Comme je voudrais avoir la tranquille assurance de ce pape qui partait serein, certain d'avoir fait le bon choix et allait ainsi vers une autre vie, la vraie pour lui. Humble. Philippine de Saint-Pierre était accompagnée par le Père Sylvain Bataille recteur du séminaire français de Rome, chargé de la formation des prêtres. Son vocabulaire était simple, plein de compréhension, d'empathie pour ce pape âgé, fatigué, qui vivait des heures très difficiles. Il a fort bien expliqué la différence entre la vocation et la mission. Benoît XVI a terminé sa mission mais la vocation qui l'a fait se donner totalement et irréversiblement à l'Eglise et à Dieu le mène vers ce chemin de vie qui ne se terminera que lorsque Dieu le rappellera.
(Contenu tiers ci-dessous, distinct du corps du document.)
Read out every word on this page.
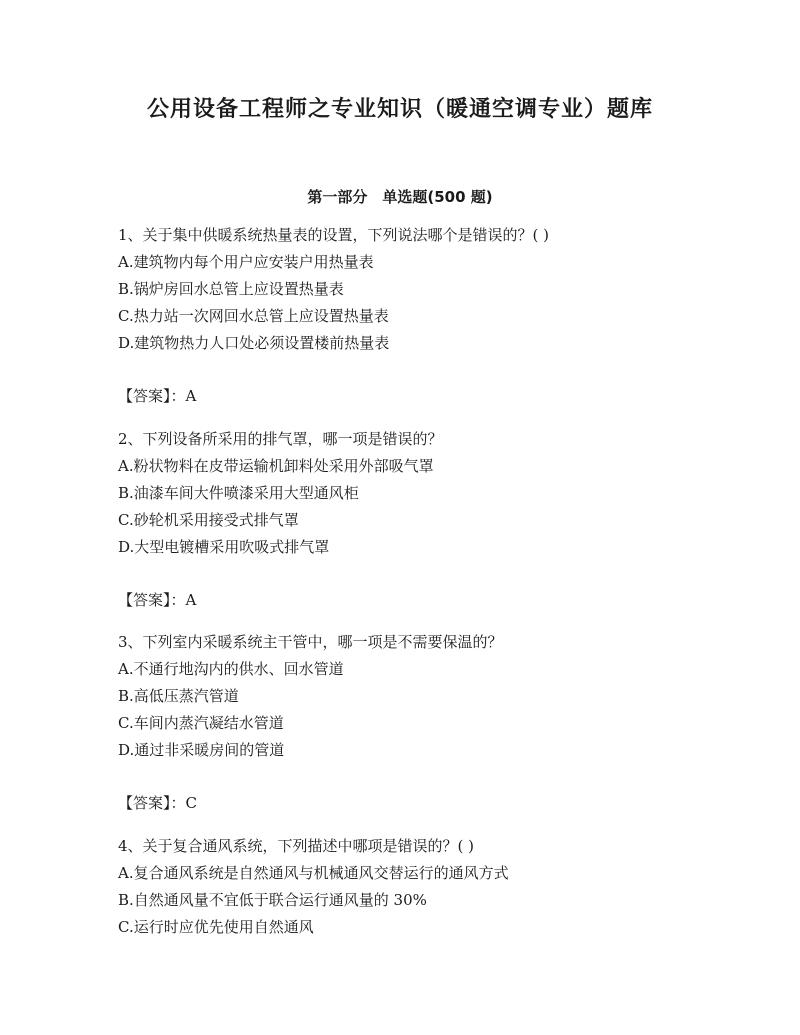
公用设备工程师之专业知识（暖通空调专业）题库
第一部分　单选题(500 题)
1、关于集中供暖系统热量表的设置，下列说法哪个是错误的？( )
A.建筑物内每个用户应安装户用热量表
B.锅炉房回水总管上应设置热量表
C.热力站一次网回水总管上应设置热量表
D.建筑物热力人口处必须设置楼前热量表
【答案】：A
2、下列设备所采用的排气罩，哪一项是错误的？
A.粉状物料在皮带运输机卸料处采用外部吸气罩
B.油漆车间大件喷漆采用大型通风柜
C.砂轮机采用接受式排气罩
D.大型电镀槽采用吹吸式排气罩
【答案】：A
3、下列室内采暖系统主干管中，哪一项是不需要保温的？
A.不通行地沟内的供水、回水管道
B.高低压蒸汽管道
C.车间内蒸汽凝结水管道
D.通过非采暖房间的管道
【答案】：C
4、关于复合通风系统，下列描述中哪项是错误的？( )
A.复合通风系统是自然通风与机械通风交替运行的通风方式
B.自然通风量不宜低于联合运行通风量的 30%
C.运行时应优先使用自然通风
C'était très émouvant de voir ses proches collaborateurs, les porte-parole, ses collaborateurs de la Secrétairerie d'Etat, sa garde pontificale au grand complet qui l'attendaient dans la cour Saint-Damase pour un dernier au revoir.
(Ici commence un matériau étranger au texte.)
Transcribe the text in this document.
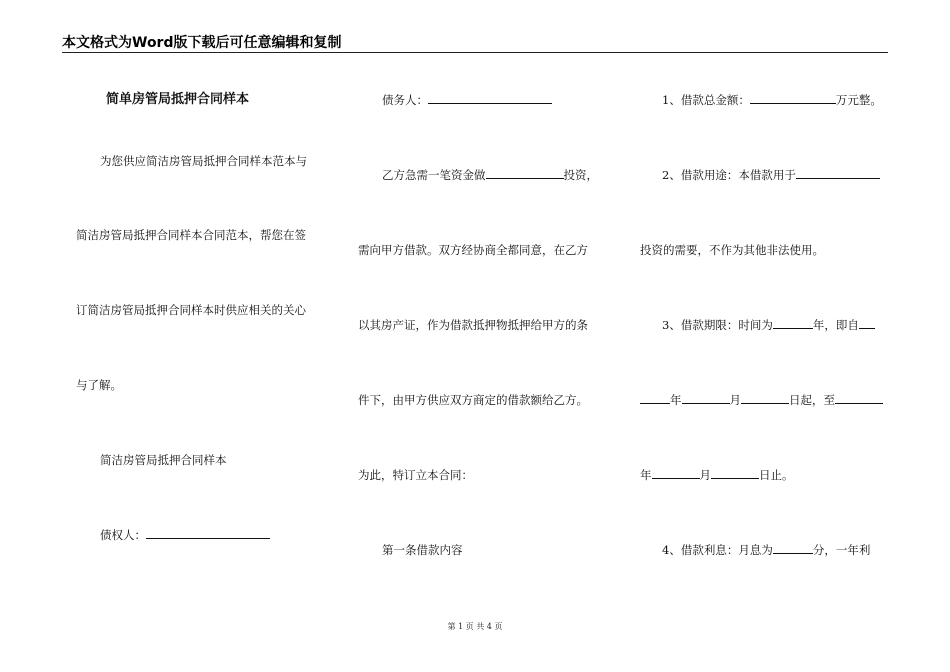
本文格式为Word版下载后可任意编辑和复制
简单房管局抵押合同样本
为您供应简洁房管局抵押合同样本范本与
简洁房管局抵押合同样本合同范本，帮您在签
订简洁房管局抵押合同样本时供应相关的关心
与了解。
简洁房管局抵押合同样本
债权人：
债务人：
乙方急需一笔资金做	投资，
需向甲方借款。双方经协商全都同意，在乙方
以其房产证，作为借款抵押物抵押给甲方的条
件下，由甲方供应双方商定的借款额给乙方。
为此，特订立本合同：
第一条借款内容
1、借款总金额：	万元整。
2、借款用途：本借款用于
投资的需要，不作为其他非法使用。
3、借款期限：时间为	年，即自
年	月	日起，至
年	月	日止。
4、借款利息：月息为	分，一年利
第 1 页 共 4 页
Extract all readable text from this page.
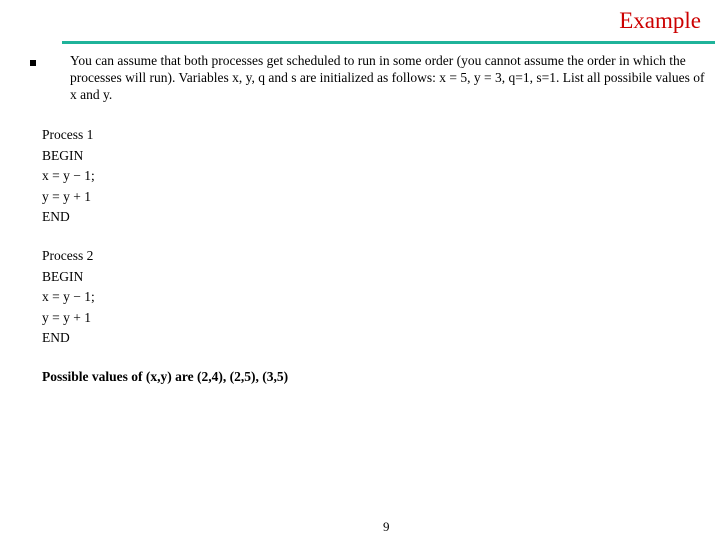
Example
You can assume that both processes get scheduled to run in some order (you cannot assume the order in which the processes will run). Variables x, y, q and s are initialized as follows: x = 5, y = 3, q=1, s=1. List all possibile values of x and y.
Process 1
BEGIN
x = y − 1;
y = y + 1
END
Process 2
BEGIN
x = y − 1;
y = y + 1
END
Possible values of (x,y) are (2,4), (2,5), (3,5)
9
On a vu Benoît XVI quitter l'appartement pontifical, accompagné de son secrétaire, de Mgr Xuereb, de son docteur et le majordome a refermé la porte à clef avant de les rejoindre. Les larmes de Mgr Gänswein étaient touchantes, très humaines mais discrètes, beaucoup de retenue dans l'émotion, rien pour exciter le pathos de la foule, de la dignité avant tout. La peine du chauffeur agenouillé en larmes devant le pape ajoutait à la tristesse de cet adieu. Les applaudissements étaient délicats tout comme celui qui partait, pudique, réservé mais sensible à ceux qui l'entouraient. Chacun a gagné sa place dans la voiture, un geste de la main de Benoît XVI et ils ont pris la route de l'héliport d'où un hélicoptère blanc a décollé lentement en spirales pour prendre de l'altitude, passer au-dessus du Vatican où des fidèles attendaient place Saint-Pierre pour saluer le grand oiseau blanc, survoler la cathédrale de Saint-Jean de Latran, sa cathédrale, Rome, le Colisée avec le souvenir des chemins de croix et revoir encore cette campagne si belle qu'il retrouvait avec tant de plaisir à chacun de ses séjours à Castel Gandolfo. Les cloches sonnaient à toute volée mais un voile de tristesse planait sur ce départ.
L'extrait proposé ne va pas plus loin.